Hasbro Cancels Giant Skull’s Dungeons & Dragons Game

Hasbro has cancelled the Dungeons & Dragons action-adventure game that was in development at Giant Skull, the studio founded by Stig Asmussen. The decision comes less than a year after Wizards of the Coast announced an exclusive publishing agreement with the team, making this a swift and surprising end for what had been positioned as a major new D&D video game project.

The project drew attention immediately because of Asmussen’s track record. He directed God of War III before later leading Star Wars Jedi: Fallen Order and Star Wars Jedi: Survivor at Respawn Entertainment, giving Giant Skull instant credibility for a cinematic, action-driven fantasy game. With Dungeons & Dragons coming off renewed mainstream momentum, the pairing looked strong on paper.

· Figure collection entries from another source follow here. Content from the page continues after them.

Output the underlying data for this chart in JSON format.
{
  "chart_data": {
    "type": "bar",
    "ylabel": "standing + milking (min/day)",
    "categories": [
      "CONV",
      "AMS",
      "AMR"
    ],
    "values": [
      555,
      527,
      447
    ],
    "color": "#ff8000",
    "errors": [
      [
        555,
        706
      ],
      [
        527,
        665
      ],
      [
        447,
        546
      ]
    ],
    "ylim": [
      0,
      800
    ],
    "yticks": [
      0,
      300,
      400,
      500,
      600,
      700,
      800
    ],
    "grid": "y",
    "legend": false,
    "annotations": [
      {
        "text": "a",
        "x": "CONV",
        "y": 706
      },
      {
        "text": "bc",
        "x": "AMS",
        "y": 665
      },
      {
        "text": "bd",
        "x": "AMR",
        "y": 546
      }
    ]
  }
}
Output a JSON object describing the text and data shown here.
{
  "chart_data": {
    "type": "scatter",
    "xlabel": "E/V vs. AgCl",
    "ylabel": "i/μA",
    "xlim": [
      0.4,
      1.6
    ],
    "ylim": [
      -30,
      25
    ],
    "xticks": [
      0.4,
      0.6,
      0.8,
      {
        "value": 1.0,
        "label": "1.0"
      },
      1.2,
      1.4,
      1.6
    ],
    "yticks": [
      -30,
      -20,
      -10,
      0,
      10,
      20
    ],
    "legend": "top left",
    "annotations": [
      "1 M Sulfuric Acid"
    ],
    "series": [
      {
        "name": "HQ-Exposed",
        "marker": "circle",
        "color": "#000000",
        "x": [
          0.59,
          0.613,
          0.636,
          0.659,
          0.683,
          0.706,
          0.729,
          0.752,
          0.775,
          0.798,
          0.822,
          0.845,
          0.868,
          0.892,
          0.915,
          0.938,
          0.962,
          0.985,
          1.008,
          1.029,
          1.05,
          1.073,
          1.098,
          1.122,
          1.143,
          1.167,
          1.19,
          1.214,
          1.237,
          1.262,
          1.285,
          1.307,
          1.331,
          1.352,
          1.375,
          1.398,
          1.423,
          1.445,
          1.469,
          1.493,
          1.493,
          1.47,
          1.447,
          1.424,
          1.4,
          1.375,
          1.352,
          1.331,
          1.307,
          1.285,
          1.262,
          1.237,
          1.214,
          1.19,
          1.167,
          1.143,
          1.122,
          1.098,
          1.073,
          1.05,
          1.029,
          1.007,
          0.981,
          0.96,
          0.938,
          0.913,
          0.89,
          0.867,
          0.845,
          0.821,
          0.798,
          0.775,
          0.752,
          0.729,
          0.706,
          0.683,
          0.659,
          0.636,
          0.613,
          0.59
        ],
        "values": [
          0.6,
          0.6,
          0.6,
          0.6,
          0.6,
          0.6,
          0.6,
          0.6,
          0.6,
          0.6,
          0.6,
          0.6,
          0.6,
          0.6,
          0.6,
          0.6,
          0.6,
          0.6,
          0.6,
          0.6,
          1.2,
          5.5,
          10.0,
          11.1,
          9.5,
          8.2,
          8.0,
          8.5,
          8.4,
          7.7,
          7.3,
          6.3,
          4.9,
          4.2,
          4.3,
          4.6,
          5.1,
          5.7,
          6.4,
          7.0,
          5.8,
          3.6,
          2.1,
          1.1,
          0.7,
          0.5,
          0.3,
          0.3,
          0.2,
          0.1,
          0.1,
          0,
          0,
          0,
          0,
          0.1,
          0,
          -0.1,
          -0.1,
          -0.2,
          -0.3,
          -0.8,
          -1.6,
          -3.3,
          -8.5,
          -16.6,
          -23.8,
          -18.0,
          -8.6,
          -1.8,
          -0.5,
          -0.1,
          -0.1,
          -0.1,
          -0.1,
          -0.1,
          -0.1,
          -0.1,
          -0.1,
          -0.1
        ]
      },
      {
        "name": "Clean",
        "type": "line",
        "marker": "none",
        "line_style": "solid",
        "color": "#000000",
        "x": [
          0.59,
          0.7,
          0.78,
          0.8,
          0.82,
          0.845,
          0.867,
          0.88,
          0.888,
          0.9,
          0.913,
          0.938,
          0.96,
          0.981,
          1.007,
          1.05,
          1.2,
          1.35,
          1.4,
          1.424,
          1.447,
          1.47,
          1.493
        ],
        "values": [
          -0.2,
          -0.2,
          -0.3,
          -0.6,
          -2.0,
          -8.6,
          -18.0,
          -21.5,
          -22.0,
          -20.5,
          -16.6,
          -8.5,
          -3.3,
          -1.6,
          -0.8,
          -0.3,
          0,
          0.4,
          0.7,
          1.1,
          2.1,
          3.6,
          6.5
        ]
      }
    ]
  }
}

Wizards of the Coast Wanted a Different Direction

According to Bloomberg, the cancellation followed Wizards of the Coast’s review of the concept proposed by Giant Skull. The project reportedly did not align with the direction Wizards wanted for the franchise, leading Hasbro to end the publishing agreement earlier this year.

That makes this less a case of a public failure and more a creative alignment issue before the game had fully emerged. No gameplay had been shown, and the project was still early enough that most players only knew it as an ambitious single-player action-adventure title set in the Dungeons & Dragons universe.

The lack of detail also leaves plenty unanswered. We still do not know what kind of combat system Giant Skull was building, which D&D setting it planned to use, or how closely the game would have leaned into tabletop systems versus broader action-adventure design. For now, the clearest takeaway is that Wizards of the Coast has become selective about how D&D expands in games after the massive success of Baldur’s Gate 3.

NEW: Hasbro has canceled a Dungeons & Dragons game from veteran director Stig Asmussen (Star Wars, God of War) and his studio Giant Skull, less than one year after announcing it as “a definitive moment in both companies’ gaming ambitions.” www.bloomberg.com/news/article…

Jason Schreier (@jasonschreier.bsky.social) 2026-05-19T20:20:10.661Z

Giant Skull Is Still Looking Ahead

Asmussen has reportedly kept the tone positive despite the cancellation, saying he appreciated the opportunity to work with Wizards of the Coast and that the relationship remains strong. That framing matters because it avoids the impression of a public fallout, even if the outcome is disappointing for both sides.

More importantly, Giant Skull does not appear to be closing the door on its future. Asmussen is reportedly exploring other publishing opportunities. Given the studio’s leadership pedigree, it would be surprising if the team’s next move failed to draw interest from publishers looking for proven action game experience.

What This Means for Dungeons & Dragons in Games

The cancellation does not mean Hasbro is retreating from Dungeons & Dragons video games altogether. The company still has other D&D projects in development, and Wizards of the Coast has repeatedly signalled interest in expanding the brand across digital formats.

What it does suggest is that not every D&D pitch will automatically move forward just because the licence is valuable. After Baldur’s Gate 3 raised expectations for what a premium D&D game can achieve, the organisation may be more cautious about projects that do not clearly fit its long-term vision.

For fans, the disappointment is understandable. A D&D action game from Asmussen and the team would have been exciting. But for Giant Skull, this may simply be a reset rather than an ending. The studio now has to prove what it can build when it finds the right partner.